Mas Kawin Bukan Untuk Dibebani
Bentuknya bisa berupa harta atau bentuk lainnya sebagai salah satu syarat dalam pernikahan. Mas kawin bukan untuk dibebani, tetapi menjadi sebuah simbol penghormatan kepada isteri dan keluarganya. Dalam budaya tertentu, orangtua ikut serta dalam menetapkan jumlah mas kawin yang dianggap sesuai untuk putrinya.
Tidak jarang jumlah yang diinginkan membuat pria kesulitan untuk menyanggupi.
Bahkan terkadang, sebuah pernikahan bisa batal karena ketidaksanggupan pria untuk memenuhi mas kawin yang ditetapkan. Sebanarnya bagaimana Islam mengatur tentang ini? Dan apa mas kawin yang dianjurkan dalam Islam?
Mas kawin merupakan hal penting sebagai salah satu syarat sahnya sebuah pernikahan. Karena begitu pentingnya, aturan ini dijelaskan Allah SWT dalam Al-Qur’an surat An-Nisa ayat 4.
“Berikanlah maskawin (mahar) kepada wanita (yang kamu nikahi) sebagai pemberian dengan penuh kerelaan. Kemudian jika mereka menyerahkan kepada kamu sebagian dari maskawin itu dengan senang hati, maka makanlah (ambillah) pemberian itu (sebagai makanan) yang sedap lagi baik akibatnya” (QS. An-Nisa: 4)
Allah SWT memerintahkan agar calon suami mempersiapkan mas kawin dengan kadar yang
pantas. Hal ini dijelaskan dalam Q.S. al-Nisa’: 25 yang artinya:
“Kawinilah mereka dengan seijin keluarga mereka dan berikanlah mas kawin mereka sesuai dengan kadar yang pantas, karena mereka adalah perempuan-perempuan yang memelihara diri.” (Q.S. al-Nisa’: 25).
Dari kedua ayat di atasdapat ditarik kesimpulan bahwa mahar yang diberikan kepada wanita haruslah diberikan dengan penuh kerelaan, sesuatu yang berharga dan kadarnya pantas.
Meski dengan hak yang diberikan tersebut, wanita dan keluarganya harus menyesuaikan dengan kemampuan calon suami. Dalam ajaran Islam, wanita diperintahkan agar meminta mahar yang bisa memudahkan dalam proses akad nikah.
Rasulullah SAW dalam sebuah hadist menjelaskan bahwa wanita yang paling ringan ringan mas kawinnya, adalah wanita yang mendapat banyak berkah dari Allah.
Rasulullah saw bersabda: “Wanita yang paling banyak berkahnya adalah yang paling ringan mas kawinnya” (HR. Hakim dan Baihaki).
Pada dasarnya, pria pasti ingin memberikan mas kawin yang terbaik untuk wanita yang akan menjadi istrinya.
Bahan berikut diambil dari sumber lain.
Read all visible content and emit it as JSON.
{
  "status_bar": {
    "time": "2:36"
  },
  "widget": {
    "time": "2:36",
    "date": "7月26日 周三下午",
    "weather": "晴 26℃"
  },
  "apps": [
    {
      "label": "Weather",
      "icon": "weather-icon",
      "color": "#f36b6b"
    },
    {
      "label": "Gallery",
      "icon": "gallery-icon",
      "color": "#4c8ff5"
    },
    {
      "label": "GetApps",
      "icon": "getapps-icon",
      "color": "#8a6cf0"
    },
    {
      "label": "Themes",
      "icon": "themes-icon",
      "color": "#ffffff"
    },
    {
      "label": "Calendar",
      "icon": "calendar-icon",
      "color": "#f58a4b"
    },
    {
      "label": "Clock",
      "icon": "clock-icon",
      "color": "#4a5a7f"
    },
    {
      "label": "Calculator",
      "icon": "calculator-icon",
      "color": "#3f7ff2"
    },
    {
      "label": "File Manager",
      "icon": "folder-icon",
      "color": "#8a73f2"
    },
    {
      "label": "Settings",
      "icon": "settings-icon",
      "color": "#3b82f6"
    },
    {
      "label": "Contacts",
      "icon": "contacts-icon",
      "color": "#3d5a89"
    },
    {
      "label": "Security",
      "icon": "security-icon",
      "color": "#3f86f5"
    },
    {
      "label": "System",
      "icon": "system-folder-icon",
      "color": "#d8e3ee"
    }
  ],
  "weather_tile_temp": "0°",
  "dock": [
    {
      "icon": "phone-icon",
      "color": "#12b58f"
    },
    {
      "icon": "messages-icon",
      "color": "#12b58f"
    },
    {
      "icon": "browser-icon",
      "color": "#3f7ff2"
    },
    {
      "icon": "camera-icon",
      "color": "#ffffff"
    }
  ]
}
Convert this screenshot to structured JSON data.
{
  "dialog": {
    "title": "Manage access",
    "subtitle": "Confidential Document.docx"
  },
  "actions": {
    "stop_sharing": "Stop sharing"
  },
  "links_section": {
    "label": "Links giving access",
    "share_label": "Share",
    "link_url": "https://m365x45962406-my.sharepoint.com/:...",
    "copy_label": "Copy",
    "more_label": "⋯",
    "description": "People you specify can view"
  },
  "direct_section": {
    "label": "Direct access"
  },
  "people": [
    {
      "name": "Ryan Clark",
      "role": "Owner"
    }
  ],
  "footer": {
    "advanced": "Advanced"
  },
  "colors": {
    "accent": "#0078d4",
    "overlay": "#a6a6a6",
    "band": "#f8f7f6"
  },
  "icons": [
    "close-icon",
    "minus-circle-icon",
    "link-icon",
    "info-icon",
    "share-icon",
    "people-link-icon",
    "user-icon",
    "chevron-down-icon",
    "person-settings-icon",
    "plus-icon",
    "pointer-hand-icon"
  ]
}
Namun jika kondisi ekonomi tidak mendukung, wanita diperintahkan untuk tidak memaksakan diri terhadap keinginannya terhadap mas kawin ini. Bahkan jika pria tidak memiliki biaya untuk membayar mahar, maka maka ia boleh membayar mahar dengan mengajarkan ayat Al-Qur’an yang dihafalnya.
“Seandainya seseorang tidak memiliki sesuatu untuk membayar mahar, maka ia boleh membayar mahar dengan mengajarkan ayat Al-Qur’an yang dihafalnya. (HR. Bukhari & Muslim)
‘Uqbah bin ‘Amir radhiyallaahu ‘anhu berkata, “Rasulullah shallallaahu ‘alaihi wa sallam bersabda: ‘Sebaik-baik pernikahan ialah yang paling mudah.’” (HR. Abu Daud)
Namun berbeda jika kondisi calon suami mendukung, pastinya mereka tidak akan keberatan dengan apapun mas kawin yang diajukan wanitanya.
Sehingga wanita dan keluarganya bisa menetapkan mas kawin yang diinginkan.
Sementara itu Rasulullah sendiri memberi mas kawin kepada istri-istrinya berupa Uqiyah yang nilainya setara lima ratus dirhamDari Siti Aisyah ketika ditanya, berapa mas kawin Rasulullah saw? Siti Aisyah menjawab: “Mas kawin Rasulullah saw kepada isteri-isterinya adalah dua belas setengah Uqiyah (nasya’ adalah setengah Uqiyah) yang sama dengan lima ratus dirham. Itulah mas kawin Rasulullah saw kepada isteri-isterinya” (HR. Muslim).